As they say: "It's all Greek to me."


----------



## HMeinhold (Jan 2, 2008)

Posted By Matt Z on 13 Oct 2010 04:40 PM 
Hey Tac, that sounds like it would work pretty well if you had a flat track. I've got some grades to overcome on my layouts so it almost seems like I'd need a separate control for the throttle? 

Matt,
I have a 10%(!) grade on my layout and run my 2-cylinder Shay up and down without problems. I can safely push a 10lbs train up the hill and guide it down. No need to install 2 servos. The specific design of the Accucraft locos with piston valves does not require throttle control, as the reverser valve does the same job.

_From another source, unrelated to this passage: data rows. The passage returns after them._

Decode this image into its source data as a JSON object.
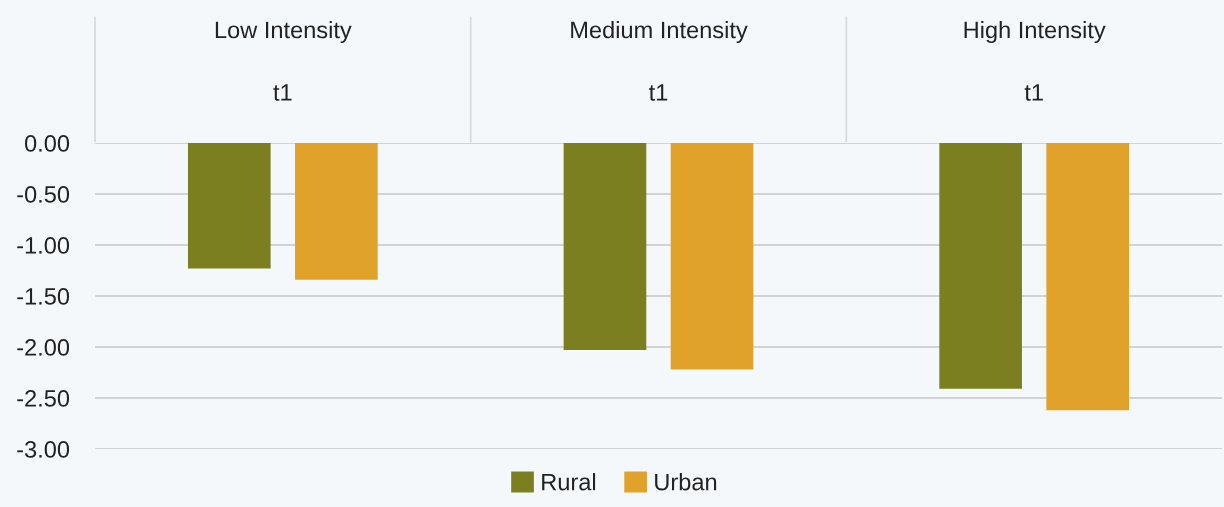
{
  "chart_data": {
    "type": "bar",
    "categories": [
      "t1",
      "t1",
      "t1"
    ],
    "annotations": [
      "Low Intensity",
      "Medium Intensity",
      "High Intensity"
    ],
    "series": [
      {
        "name": "Rural",
        "color": "#7b7f1f",
        "values": [
          -1.23,
          -2.03,
          -2.41
        ]
      },
      {
        "name": "Urban",
        "color": "#e0a22b",
        "values": [
          -1.34,
          -2.22,
          -2.62
        ]
      }
    ],
    "ylim": [
      -3,
      0
    ],
    "yticks": [
      {
        "value": 0,
        "label": "0.00"
      },
      {
        "value": -0.5,
        "label": "-0.50"
      },
      {
        "value": -1,
        "label": "-1.00"
      },
      {
        "value": -1.5,
        "label": "-1.50"
      },
      {
        "value": -2,
        "label": "-2.00"
      },
      {
        "value": -2.5,
        "label": "-2.50"
      },
      {
        "value": -3,
        "label": "-3.00"
      }
    ],
    "grid": "y",
    "legend": "bottom"
  }
}
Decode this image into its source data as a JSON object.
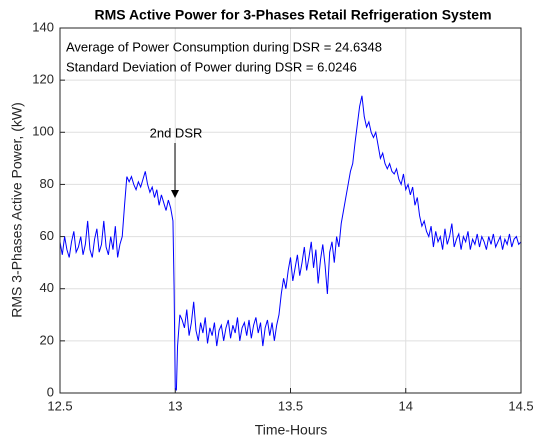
{
  "chart_data": {
    "type": "line",
    "title": "RMS Active Power for 3-Phases Retail Refrigeration System",
    "xlabel": "Time-Hours",
    "ylabel": "RMS 3-Phases Active Power, (kW)",
    "text_box": [
      "Average of Power Consumption during DSR = 24.6348",
      "Standard Deviation of Power during DSR = 6.0246"
    ],
    "annotation": "2nd DSR",
    "color": "#0000ff",
    "grid": true,
    "xlim": [
      12.5,
      14.5
    ],
    "xticks": [
      12.5,
      13,
      13.5,
      14,
      14.5
    ],
    "ylim": [
      0,
      140
    ],
    "yticks": [
      0,
      20,
      40,
      60,
      80,
      100,
      120,
      140
    ],
    "x": [
      12.5,
      12.51,
      12.52,
      12.53,
      12.54,
      12.55,
      12.56,
      12.57,
      12.58,
      12.59,
      12.6,
      12.61,
      12.62,
      12.63,
      12.64,
      12.65,
      12.66,
      12.67,
      12.68,
      12.69,
      12.7,
      12.71,
      12.72,
      12.73,
      12.74,
      12.75,
      12.76,
      12.77,
      12.78,
      12.79,
      12.8,
      12.81,
      12.82,
      12.83,
      12.84,
      12.85,
      12.86,
      12.87,
      12.88,
      12.89,
      12.9,
      12.91,
      12.92,
      12.93,
      12.94,
      12.95,
      12.96,
      12.97,
      12.98,
      12.99,
      12.995,
      13.0,
      13.005,
      13.01,
      13.02,
      13.03,
      13.04,
      13.05,
      13.06,
      13.07,
      13.08,
      13.09,
      13.1,
      13.11,
      13.12,
      13.13,
      13.14,
      13.15,
      13.16,
      13.17,
      13.18,
      13.19,
      13.2,
      13.21,
      13.22,
      13.23,
      13.24,
      13.25,
      13.26,
      13.27,
      13.28,
      13.29,
      13.3,
      13.31,
      13.32,
      13.33,
      13.34,
      13.35,
      13.36,
      13.37,
      13.38,
      13.39,
      13.4,
      13.41,
      13.42,
      13.43,
      13.44,
      13.45,
      13.46,
      13.47,
      13.48,
      13.49,
      13.5,
      13.51,
      13.52,
      13.53,
      13.54,
      13.55,
      13.56,
      13.57,
      13.58,
      13.59,
      13.6,
      13.61,
      13.62,
      13.63,
      13.64,
      13.65,
      13.66,
      13.67,
      13.68,
      13.69,
      13.7,
      13.71,
      13.72,
      13.73,
      13.74,
      13.75,
      13.76,
      13.77,
      13.78,
      13.79,
      13.8,
      13.81,
      13.82,
      13.83,
      13.84,
      13.85,
      13.86,
      13.87,
      13.88,
      13.89,
      13.9,
      13.91,
      13.92,
      13.93,
      13.94,
      13.95,
      13.96,
      13.97,
      13.98,
      13.99,
      14.0,
      14.01,
      14.02,
      14.03,
      14.04,
      14.05,
      14.06,
      14.07,
      14.08,
      14.09,
      14.1,
      14.11,
      14.12,
      14.13,
      14.14,
      14.15,
      14.16,
      14.17,
      14.18,
      14.19,
      14.2,
      14.21,
      14.22,
      14.23,
      14.24,
      14.25,
      14.26,
      14.27,
      14.28,
      14.29,
      14.3,
      14.31,
      14.32,
      14.33,
      14.34,
      14.35,
      14.36,
      14.37,
      14.38,
      14.39,
      14.4,
      14.41,
      14.42,
      14.43,
      14.44,
      14.45,
      14.46,
      14.47,
      14.48,
      14.49,
      14.5
    ],
    "values": [
      58,
      53,
      60,
      55,
      52,
      58,
      62,
      54,
      56,
      60,
      53,
      57,
      66,
      55,
      52,
      59,
      63,
      54,
      57,
      66,
      56,
      53,
      60,
      55,
      64,
      52,
      57,
      60,
      72,
      83,
      81,
      83,
      80,
      78,
      81,
      79,
      82,
      85,
      80,
      77,
      79,
      75,
      78,
      72,
      76,
      73,
      70,
      74,
      71,
      66,
      40,
      2,
      1,
      18,
      30,
      28,
      25,
      32,
      22,
      27,
      35,
      24,
      20,
      27,
      23,
      29,
      19,
      25,
      22,
      27,
      18,
      24,
      26,
      20,
      25,
      28,
      21,
      26,
      23,
      29,
      20,
      25,
      27,
      22,
      28,
      21,
      26,
      29,
      23,
      27,
      18,
      25,
      28,
      22,
      27,
      20,
      26,
      30,
      38,
      44,
      40,
      47,
      52,
      43,
      48,
      53,
      45,
      50,
      56,
      47,
      52,
      58,
      48,
      55,
      42,
      51,
      57,
      49,
      38,
      54,
      58,
      50,
      60,
      56,
      65,
      70,
      75,
      80,
      85,
      88,
      96,
      103,
      110,
      114,
      106,
      102,
      104,
      100,
      98,
      100,
      95,
      90,
      92,
      88,
      86,
      88,
      85,
      84,
      86,
      82,
      80,
      84,
      78,
      80,
      76,
      79,
      72,
      75,
      68,
      64,
      66,
      62,
      60,
      64,
      56,
      62,
      58,
      60,
      55,
      63,
      57,
      60,
      65,
      56,
      59,
      61,
      55,
      60,
      58,
      62,
      55,
      59,
      57,
      61,
      56,
      60,
      58,
      55,
      60,
      57,
      61,
      56,
      58,
      60,
      55,
      59,
      57,
      61,
      56,
      59,
      60,
      57,
      58
    ]
  }
}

One of these days I'll post a video.

Regards


----------



## bigsteam (Mar 6, 2008)

If Pantages keeps that up the TSA will put him on the "no fly list." 

John


----------



## Dan Pantages (Jan 2, 2008)

That would be funny John if it wasn't so scary.


----------



## tacfoley (Jan 3, 2008)

Posted By bigsteam on 14 Oct 2010 09:34 PM 
If Pantages keeps that up the TSA will put him on the "no fly list." 

John 
So who cares? I don't know why anybody who lives in BC would want to go anyplace else. I mean, BC + BIG Trains + small trains + steam........?

tac
www.ovgrs.org
Supporter of the Cape Meares Lighthouse Restoration Fund


----------



## tacfoley (Jan 3, 2008)

Posted By HMeinhold on 14 Oct 2010 08:15 PM 
Posted By Matt Z on 13 Oct 2010 04:40 PM 
Hey Tac, that sounds like it would work pretty well if you had a flat track. I've got some grades to overcome on my layouts so it almost seems like I'd need a separate control for the throttle? 

Matt,
I have a 10%(!) grade on my layout and run my 2-cylinder Shay up and down without problems. I can safely push a 10lbs train up the hill and guide it down. No need to install 2 servos. The specific design of the Accucraft locos with piston valves does not require throttle control, as the reverser valve does the same job. One of these days I'll post a video.

Regards


Henner - I have to agree with you. The actual design of the Shay, with its indirect drive, means that it cannot be 'driven' downhill by the load behind it, unlike a rod-driven loco where all the drive is linear. Like I said, mine happily pulls large consists [by my standards, that is, a thirty-pound train is quite big enough], on main131's tricky and sneaky track with absolutely no effort - on a constant throttle setting, too.

tac
www.ovgrs.org
Supporter of the Cape Meares Lighthouse Restoration Fund


----------



## steamtom1 (Jan 2, 2008)

IMHO, the only reason you need RC in any Shay is to blow your Weltyk Whistle...


----------